As you might expect from a sauce made with aged anchovies, fish sauce has a pungent fishy smell. Soy sauce does not have this smell.
Fish sauce has a translucent brown color similar to the color of apple juice while soy sauce is much darker.
If your recipe calls for one, can you use the other?
Fish sauce can work as a substitute for soy sauce in some applications. Note that it won’t be suitable for people who have seafood allergies or for vegans. It will provide the saltiness and umami complexity that you want from soy sauce but with a good deal of fishiness alongside it.
The way to avoid the fishiness is to use only a small amount of it or offset it with some lime or lemon juice. Keep in mind that while lime juice will offset most of the fishiness, a little will always remain.
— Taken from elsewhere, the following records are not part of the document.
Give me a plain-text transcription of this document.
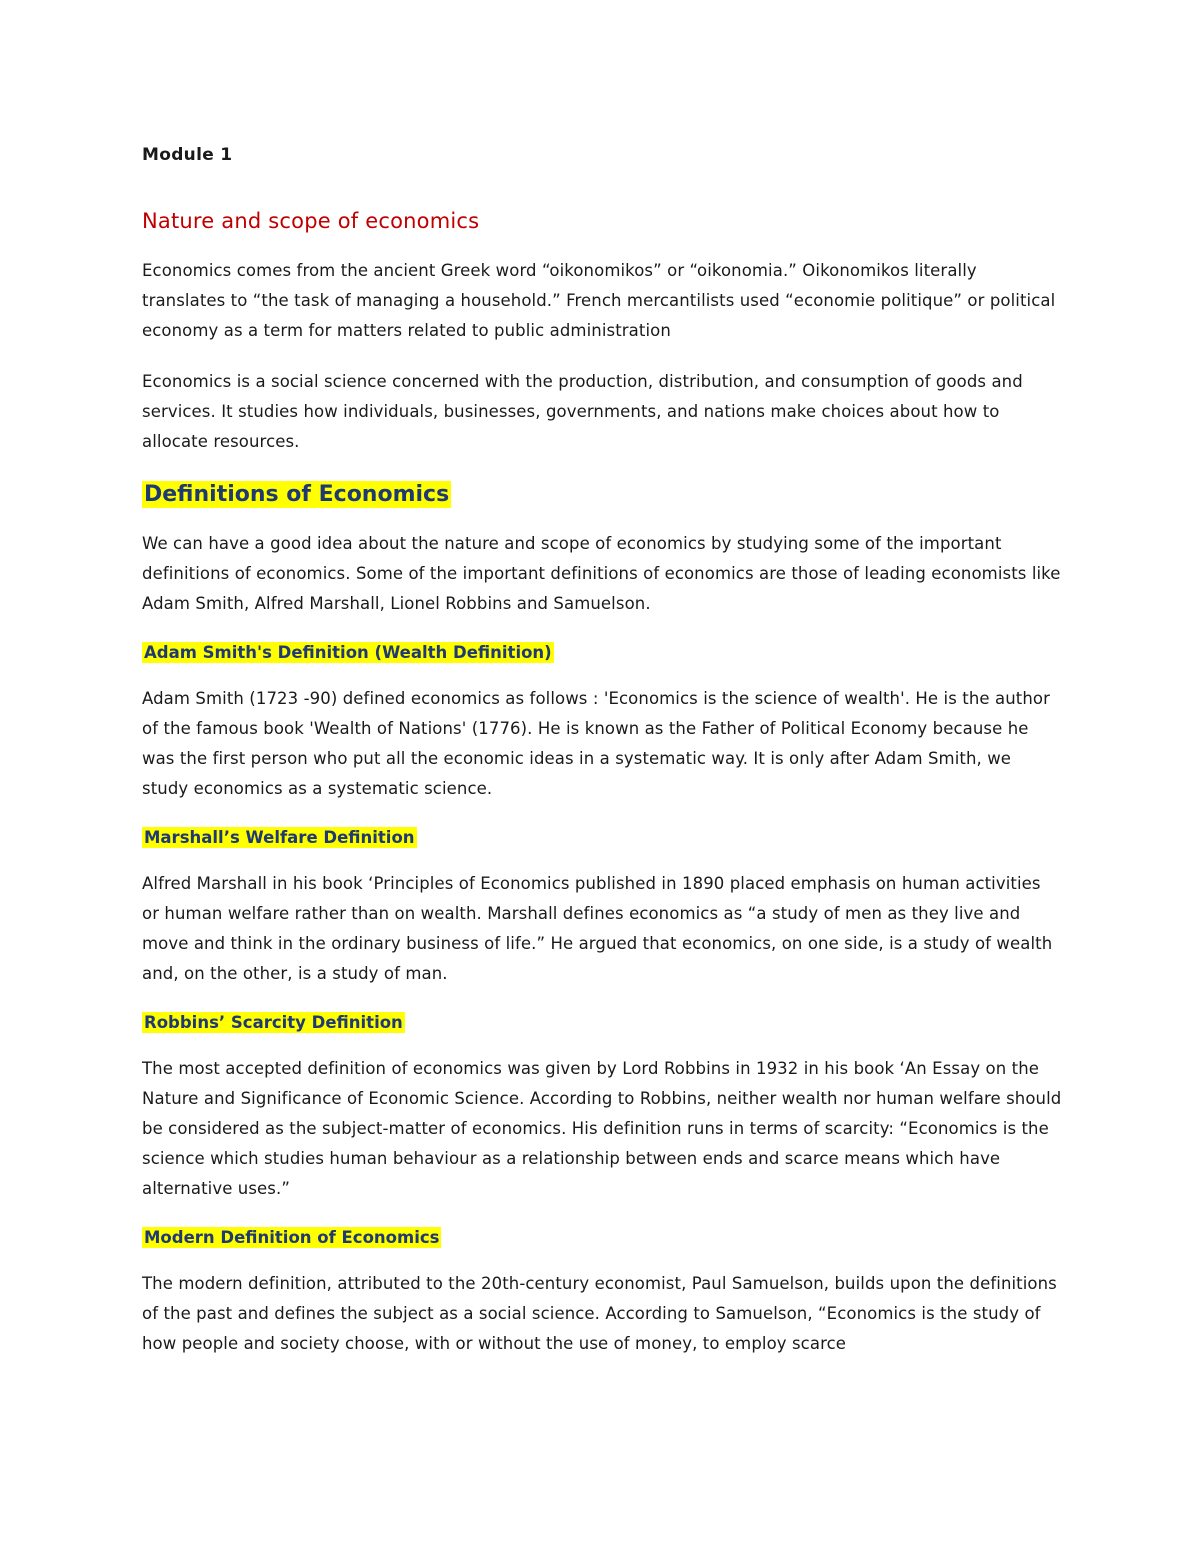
Module 1
Nature and scope of economics

Economics comes from the ancient Greek word “oikonomikos” or “oikonomia.” Oikonomikos literally translates to “the task of managing a household.” French mercantilists used “economie politique” or political economy as a term for matters related to public administration

Economics is a social science concerned with the production, distribution, and consumption of goods and services. It studies how individuals, businesses, governments, and nations make choices about how to allocate resources.

Definitions of Economics

We can have a good idea about the nature and scope of economics by studying some of the important definitions of economics. Some of the important definitions of economics are those of leading economists like Adam Smith, Alfred Marshall, Lionel Robbins and Samuelson.

Adam Smith's Definition (Wealth Definition)

Adam Smith (1723 -90) defined economics as follows : 'Economics is the science of wealth'. He is the author of the famous book 'Wealth of Nations' (1776). He is known as the Father of Political Economy because he was the first person who put all the economic ideas in a systematic way. It is only after Adam Smith, we study economics as a systematic science.

Marshall’s Welfare Definition

Alfred Marshall in his book ‘Principles of Economics published in 1890 placed emphasis on human activities or human welfare rather than on wealth. Marshall defines economics as “a study of men as they live and move and think in the ordinary business of life.” He argued that economics, on one side, is a study of wealth and, on the other, is a study of man.

Robbins’ Scarcity Definition

The most accepted definition of economics was given by Lord Robbins in 1932 in his book ‘An Essay on the Nature and Significance of Economic Science. According to Robbins, neither wealth nor human welfare should be considered as the subject-matter of economics. His definition runs in terms of scarcity: “Economics is the science which studies human behaviour as a relationship between ends and scarce means which have alternative uses.”

Modern Definition of Economics

The modern definition, attributed to the 20th-century economist, Paul Samuelson, builds upon the definitions of the past and defines the subject as a social science. According to Samuelson, “Economics is the study of how people and society choose, with or without the use of money, to employ scarce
When using fish sauce in place of soy sauce, start with a fraction of the amount required in the recipe and then increase to taste.
You can use soy sauce in place of fish sauce and get much of the same umami kick. It is ideal for people with the aforementioned seafood allergies or who are vegan, but not for people who are sensitive to gluten.
The dark color of soy sauce will also have a dramatic effect on the appearance of most dishes that require fish sauce. If you want to make your soy sauce a little more fishy-tasting, finely grind an anchovy and add it to the sauce.
When should you use fish sauce and when should you use soy sauce?
Use fish sauce in South Asian dishes that will benefit from the umami kick. It is essential for the Thai dipping sauce known as prik nam pla where it is combined with lime juice and hot chiles. You can use it to add enhance the umami profile of Western dishes as well. Use it in marinades for chicken, pork or beef. Add it to salad dressings and soups.
Soy sauce is equally versatile. You can use it as a dipping condiment or use it in marinades to enhance both the color and umami notes in a dish. Use it for fried rice, in your noodles or even as an addition to barbecue sauce.